Es gibt in jeder Stadt eine Straße, die man von Anfang bis Ende überschauen kann. Hineinsehen wie in einen Trichter sogar, denn die gleichmäßig hohen Häuserreihen verengen sich zu ihrem Ende hin, wo eine andere Straße sie abschneidet. Es ist immer unerwartet, im Vorbeifahren meistens, dass der Blick aus dem Fenster einer Straßenbahn oder eines Autos in solch eine Straße fällt und für eine Sekunde in den Sog von etwas gerät, das zu rufen scheint: Hier! Hier geht’s doch lang! – aber schon ist der Betrachter weitergefahren, und gleich ist er vergessen, der Winkel, die schräg aufeinander zu laufenden Häuserreihen und das Ziel in der Mitte, das Ende.

Es gibt hier ein Ende.

Ist es das, was die Erinnerung noch beschäftigt, wenn man längst vorbei ist an solch einer kurzen Straße, die vollkommen überschaubar ist?

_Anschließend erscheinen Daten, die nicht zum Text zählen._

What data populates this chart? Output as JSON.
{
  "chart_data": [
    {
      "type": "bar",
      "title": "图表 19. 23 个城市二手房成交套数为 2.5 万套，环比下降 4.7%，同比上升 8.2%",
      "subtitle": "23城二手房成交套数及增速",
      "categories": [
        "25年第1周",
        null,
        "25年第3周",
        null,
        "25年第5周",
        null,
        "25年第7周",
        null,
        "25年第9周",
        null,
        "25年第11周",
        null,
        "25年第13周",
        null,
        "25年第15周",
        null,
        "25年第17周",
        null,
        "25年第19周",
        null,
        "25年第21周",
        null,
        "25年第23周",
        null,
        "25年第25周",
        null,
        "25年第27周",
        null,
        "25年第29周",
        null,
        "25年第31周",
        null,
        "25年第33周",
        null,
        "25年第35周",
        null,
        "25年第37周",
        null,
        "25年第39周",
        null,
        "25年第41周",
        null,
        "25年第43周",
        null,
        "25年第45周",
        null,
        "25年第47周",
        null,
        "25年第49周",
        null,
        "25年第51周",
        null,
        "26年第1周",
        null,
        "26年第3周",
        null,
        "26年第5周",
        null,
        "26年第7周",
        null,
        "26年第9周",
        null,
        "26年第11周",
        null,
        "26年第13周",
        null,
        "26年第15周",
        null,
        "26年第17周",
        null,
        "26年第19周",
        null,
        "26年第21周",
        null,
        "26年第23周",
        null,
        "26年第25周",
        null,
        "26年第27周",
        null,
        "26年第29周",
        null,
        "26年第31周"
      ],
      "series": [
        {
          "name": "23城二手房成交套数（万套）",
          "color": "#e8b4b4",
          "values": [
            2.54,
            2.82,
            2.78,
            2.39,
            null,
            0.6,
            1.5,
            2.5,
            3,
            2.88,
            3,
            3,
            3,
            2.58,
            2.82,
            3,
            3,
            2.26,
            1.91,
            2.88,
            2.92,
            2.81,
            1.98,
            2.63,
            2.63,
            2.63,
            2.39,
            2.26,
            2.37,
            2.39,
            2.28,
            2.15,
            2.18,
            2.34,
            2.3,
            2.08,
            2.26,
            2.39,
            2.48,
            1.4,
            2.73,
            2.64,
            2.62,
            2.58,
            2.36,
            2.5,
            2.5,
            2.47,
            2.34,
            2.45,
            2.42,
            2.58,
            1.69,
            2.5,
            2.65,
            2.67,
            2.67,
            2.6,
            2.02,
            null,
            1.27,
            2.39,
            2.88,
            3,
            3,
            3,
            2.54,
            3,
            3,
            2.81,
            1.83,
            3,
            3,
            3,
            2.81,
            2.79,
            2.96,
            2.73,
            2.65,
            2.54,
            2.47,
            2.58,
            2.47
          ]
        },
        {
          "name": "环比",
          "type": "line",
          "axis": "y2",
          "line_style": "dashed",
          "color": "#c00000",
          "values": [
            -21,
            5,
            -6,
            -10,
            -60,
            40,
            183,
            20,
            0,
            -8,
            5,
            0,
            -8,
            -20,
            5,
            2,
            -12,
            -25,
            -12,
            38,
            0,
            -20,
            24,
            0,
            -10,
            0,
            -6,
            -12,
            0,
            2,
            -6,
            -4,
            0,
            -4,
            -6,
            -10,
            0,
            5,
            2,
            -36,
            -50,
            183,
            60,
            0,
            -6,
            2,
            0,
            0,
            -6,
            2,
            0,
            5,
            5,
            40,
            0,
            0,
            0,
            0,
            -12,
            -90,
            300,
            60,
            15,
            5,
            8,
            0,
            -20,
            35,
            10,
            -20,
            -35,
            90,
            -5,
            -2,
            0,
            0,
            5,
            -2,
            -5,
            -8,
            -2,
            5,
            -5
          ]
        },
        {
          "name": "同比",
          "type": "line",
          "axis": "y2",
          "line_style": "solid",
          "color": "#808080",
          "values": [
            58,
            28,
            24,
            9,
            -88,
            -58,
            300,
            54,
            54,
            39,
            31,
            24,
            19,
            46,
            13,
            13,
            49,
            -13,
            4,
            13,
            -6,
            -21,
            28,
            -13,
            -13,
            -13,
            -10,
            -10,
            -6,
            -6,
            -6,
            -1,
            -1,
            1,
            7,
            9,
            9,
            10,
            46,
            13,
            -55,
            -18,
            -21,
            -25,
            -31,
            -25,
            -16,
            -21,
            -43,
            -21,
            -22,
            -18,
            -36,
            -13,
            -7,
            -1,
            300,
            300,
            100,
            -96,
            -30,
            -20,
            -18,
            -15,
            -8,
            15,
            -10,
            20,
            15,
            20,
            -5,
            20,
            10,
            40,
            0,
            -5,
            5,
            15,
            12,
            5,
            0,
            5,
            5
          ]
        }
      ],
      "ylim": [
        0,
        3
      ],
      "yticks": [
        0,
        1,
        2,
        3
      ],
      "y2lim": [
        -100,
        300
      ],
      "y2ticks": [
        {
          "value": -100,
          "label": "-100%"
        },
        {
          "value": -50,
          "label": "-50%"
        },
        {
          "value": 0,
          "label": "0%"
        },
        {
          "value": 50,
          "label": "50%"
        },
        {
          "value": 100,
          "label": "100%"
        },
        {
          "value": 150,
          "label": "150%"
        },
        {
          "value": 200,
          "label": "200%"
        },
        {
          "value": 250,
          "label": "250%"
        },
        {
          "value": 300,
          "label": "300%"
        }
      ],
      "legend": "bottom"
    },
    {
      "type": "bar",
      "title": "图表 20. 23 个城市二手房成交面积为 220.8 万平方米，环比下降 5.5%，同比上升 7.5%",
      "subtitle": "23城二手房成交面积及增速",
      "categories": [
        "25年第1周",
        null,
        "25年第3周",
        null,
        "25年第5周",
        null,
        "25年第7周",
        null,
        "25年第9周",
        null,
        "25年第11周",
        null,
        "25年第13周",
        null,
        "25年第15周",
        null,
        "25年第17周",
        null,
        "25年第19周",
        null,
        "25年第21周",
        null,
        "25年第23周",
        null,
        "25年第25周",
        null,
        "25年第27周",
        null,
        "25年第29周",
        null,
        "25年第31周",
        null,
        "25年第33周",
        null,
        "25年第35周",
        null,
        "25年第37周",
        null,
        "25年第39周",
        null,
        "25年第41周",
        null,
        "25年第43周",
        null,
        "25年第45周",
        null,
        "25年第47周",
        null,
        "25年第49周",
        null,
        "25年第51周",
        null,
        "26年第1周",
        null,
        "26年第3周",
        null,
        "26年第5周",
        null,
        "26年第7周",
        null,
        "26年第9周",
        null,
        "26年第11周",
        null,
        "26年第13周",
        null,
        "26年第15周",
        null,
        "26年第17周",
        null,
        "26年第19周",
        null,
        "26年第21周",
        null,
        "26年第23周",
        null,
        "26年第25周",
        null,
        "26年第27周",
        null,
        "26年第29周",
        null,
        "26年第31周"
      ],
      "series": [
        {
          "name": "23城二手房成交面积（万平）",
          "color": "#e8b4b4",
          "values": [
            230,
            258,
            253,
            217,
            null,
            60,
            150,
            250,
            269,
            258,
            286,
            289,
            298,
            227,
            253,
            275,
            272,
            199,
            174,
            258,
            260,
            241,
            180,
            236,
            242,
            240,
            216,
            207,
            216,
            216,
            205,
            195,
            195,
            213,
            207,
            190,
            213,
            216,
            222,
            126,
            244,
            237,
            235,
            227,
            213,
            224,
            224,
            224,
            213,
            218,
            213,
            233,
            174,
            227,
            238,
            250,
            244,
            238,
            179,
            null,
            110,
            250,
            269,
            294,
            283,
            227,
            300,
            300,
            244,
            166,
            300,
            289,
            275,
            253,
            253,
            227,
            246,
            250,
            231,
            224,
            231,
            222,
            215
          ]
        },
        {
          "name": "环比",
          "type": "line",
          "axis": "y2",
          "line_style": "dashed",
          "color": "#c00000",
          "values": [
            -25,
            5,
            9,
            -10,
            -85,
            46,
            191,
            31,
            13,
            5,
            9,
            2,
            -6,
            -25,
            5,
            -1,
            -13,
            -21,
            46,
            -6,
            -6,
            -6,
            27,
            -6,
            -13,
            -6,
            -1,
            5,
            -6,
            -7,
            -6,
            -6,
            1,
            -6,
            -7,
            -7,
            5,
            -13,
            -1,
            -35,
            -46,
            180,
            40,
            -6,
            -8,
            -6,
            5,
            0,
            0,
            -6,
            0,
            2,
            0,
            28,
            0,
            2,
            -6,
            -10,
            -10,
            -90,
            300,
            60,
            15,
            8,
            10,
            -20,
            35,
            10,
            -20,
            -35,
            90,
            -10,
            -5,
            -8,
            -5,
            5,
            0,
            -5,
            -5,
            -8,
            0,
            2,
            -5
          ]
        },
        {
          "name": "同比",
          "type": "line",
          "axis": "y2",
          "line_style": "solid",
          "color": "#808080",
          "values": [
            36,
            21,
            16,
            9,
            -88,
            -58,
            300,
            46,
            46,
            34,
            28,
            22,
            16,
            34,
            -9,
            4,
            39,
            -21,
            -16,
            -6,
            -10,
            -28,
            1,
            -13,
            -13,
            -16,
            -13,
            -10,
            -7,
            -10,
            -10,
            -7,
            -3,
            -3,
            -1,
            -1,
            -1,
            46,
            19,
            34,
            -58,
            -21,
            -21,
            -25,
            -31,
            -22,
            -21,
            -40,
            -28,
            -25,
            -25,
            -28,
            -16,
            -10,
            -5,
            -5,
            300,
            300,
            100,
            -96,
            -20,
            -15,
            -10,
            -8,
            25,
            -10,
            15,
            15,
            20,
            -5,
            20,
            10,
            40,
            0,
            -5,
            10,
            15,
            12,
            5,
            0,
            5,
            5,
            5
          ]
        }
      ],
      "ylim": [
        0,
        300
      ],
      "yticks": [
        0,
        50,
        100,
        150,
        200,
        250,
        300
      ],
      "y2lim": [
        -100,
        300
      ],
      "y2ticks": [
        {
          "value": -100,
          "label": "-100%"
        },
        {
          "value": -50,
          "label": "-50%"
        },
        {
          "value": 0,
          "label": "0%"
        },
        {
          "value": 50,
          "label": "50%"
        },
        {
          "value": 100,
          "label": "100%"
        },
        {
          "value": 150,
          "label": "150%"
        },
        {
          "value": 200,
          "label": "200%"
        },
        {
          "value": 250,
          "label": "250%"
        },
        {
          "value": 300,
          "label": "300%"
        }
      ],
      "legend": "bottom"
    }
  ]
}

Wer zu Fuß unterwegs ist, der spürt den Sog noch deutlicher, in diese kurze Straße einzubiegen, von der er noch vor Minuten nichts wusste, wenn er ein Fremder ist.

Warum beschäftigt mich das, Anfang und Ende?

Die Dinge müssen zu einem Ende kommen. Ruhig und wie solche Häuserreihen. Sie stehen sich gegenüber, aber je weiter am Ende der Straße sie sich befinden, umso näher rücken sie aneinander heran, bis eine Querstraße es ihnen nicht erlaubt, ihren Lauf fortzusetzen, sondern abschließt für immer.

Straßen wie Trichter. Ich kenne mehrere solche. Die eine hieß lange Zeit Wassergasse, die andere Verlorene Straße. Auf einer der beiden habe ich mich einmal verlaufen. Es ist lange her. In dieser alten Gegend der Längs- und der Querstraßen, die einander den Weg abschneiden, geriet ich an den Anfang einer schnurgeraden, aber mir zuvor niemals aufgefallenen, einer verborgenen Straße sozusagen, einer, die nur unter Eingeweihten bekannt war und auch nur von solchen bewohnt wurde.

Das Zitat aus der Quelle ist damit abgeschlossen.